Over the last 10 years, specialty medications have increasingly been distributed through specialty pharmacies. As the world of specialty medications has continued to grow, the role of specialty pharmacies has grown. Many of these organizations have limited specialty medications through their specific distribution channels. This has brought both greater support and greater challenges to those utilizing these medications.
The activities associated with the distribution of specialty medications have been found to be of value to many patients, and the support associated with that distribution has included pharmacist and nurse education by those with focused knowledge of the condition, as well as the medication. This support level is often not available at the retail pharmacy, as many of these conditions are rare and therefore not seen by most retail pharmacists on a regular basis.
Many patients find this specialized support quite helpful when it comes to the complicated regimens often required. The challenge of the specialty pharmacy distribution model is that many patients find themselves in a situation where they are unable to find a physician who will infuse the medication because they, themselves, do not distribute the medication.
Physicians often state that they are uncomfortable infusing medications when they do not know where they came from or how they have been handled. This can place the patient in a very difficult situation. Most recently, a number of specialty pharmacies have begun to offer home infusion services that address this problem.

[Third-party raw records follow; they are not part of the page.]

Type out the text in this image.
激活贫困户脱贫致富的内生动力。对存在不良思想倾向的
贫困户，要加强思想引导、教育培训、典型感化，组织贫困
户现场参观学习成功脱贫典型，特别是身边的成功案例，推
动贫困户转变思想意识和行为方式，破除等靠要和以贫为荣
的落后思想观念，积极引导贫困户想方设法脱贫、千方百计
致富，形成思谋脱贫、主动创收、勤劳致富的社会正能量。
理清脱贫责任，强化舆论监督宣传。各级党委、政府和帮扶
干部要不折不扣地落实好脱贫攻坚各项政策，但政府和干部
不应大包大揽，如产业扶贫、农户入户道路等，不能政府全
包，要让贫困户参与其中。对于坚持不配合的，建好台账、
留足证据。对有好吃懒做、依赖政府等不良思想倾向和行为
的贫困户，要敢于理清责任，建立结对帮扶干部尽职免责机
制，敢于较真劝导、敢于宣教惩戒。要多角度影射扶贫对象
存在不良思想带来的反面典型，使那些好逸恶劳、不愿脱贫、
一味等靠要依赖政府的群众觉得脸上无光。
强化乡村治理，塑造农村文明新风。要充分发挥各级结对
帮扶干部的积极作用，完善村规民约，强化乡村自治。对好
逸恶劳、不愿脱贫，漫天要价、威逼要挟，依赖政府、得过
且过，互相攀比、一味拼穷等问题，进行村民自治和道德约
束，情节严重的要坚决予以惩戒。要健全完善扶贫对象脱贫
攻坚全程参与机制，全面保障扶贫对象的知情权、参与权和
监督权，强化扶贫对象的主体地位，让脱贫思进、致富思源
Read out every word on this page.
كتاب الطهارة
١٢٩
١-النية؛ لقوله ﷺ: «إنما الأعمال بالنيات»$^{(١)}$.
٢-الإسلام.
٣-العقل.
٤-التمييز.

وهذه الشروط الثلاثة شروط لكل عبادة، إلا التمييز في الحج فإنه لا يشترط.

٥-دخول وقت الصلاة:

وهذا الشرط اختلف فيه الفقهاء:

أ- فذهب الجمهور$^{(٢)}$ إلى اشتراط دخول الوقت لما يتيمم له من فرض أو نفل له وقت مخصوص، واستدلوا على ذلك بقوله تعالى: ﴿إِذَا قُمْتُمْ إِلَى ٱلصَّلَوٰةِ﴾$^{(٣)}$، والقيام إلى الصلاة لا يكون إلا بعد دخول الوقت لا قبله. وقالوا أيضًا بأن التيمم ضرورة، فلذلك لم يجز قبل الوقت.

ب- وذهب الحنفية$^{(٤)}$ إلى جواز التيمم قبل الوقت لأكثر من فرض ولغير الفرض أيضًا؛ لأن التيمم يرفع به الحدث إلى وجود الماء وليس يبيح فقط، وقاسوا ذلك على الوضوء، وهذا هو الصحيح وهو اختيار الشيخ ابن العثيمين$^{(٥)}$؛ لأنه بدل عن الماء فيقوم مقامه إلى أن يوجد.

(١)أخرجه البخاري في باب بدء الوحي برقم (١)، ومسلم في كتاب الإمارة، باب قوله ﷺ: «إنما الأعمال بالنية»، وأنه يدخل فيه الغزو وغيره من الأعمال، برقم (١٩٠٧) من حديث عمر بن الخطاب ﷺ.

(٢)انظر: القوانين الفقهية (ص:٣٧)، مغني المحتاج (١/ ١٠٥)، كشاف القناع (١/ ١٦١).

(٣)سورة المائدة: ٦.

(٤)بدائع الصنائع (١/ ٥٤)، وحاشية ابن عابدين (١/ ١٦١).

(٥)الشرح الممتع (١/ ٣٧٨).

The third area of support necessary for many patients taking specialty medications is financial issues. This is not to say that patients taking small molecule medications do not, in some cases, have financial issues. However, cost is often a reason why people are noncompliant with their medications. The difference with specialty medications is that there tends to be greater financial barriers associated with them due to the significantly higher costs.
An increasing number of patients are stating that they have to forgo paying for other necessities in order to afford their medications. This has created an entire industry focused on medication payment assistance. In some cases, it is the pharmaceutical company that aids the patient with payment assistance. In other cases, it is the specialty pharmacy or an independent company that supports the patient with payment issues.
We are entering a period in healthcare where new specialty medications are treating otherwise untreatable conditions. What we have to make sure of is that we also address the challenges associated with specialty medications.
Are there other challenges that your organization is addressing? I look forward to hearing from you.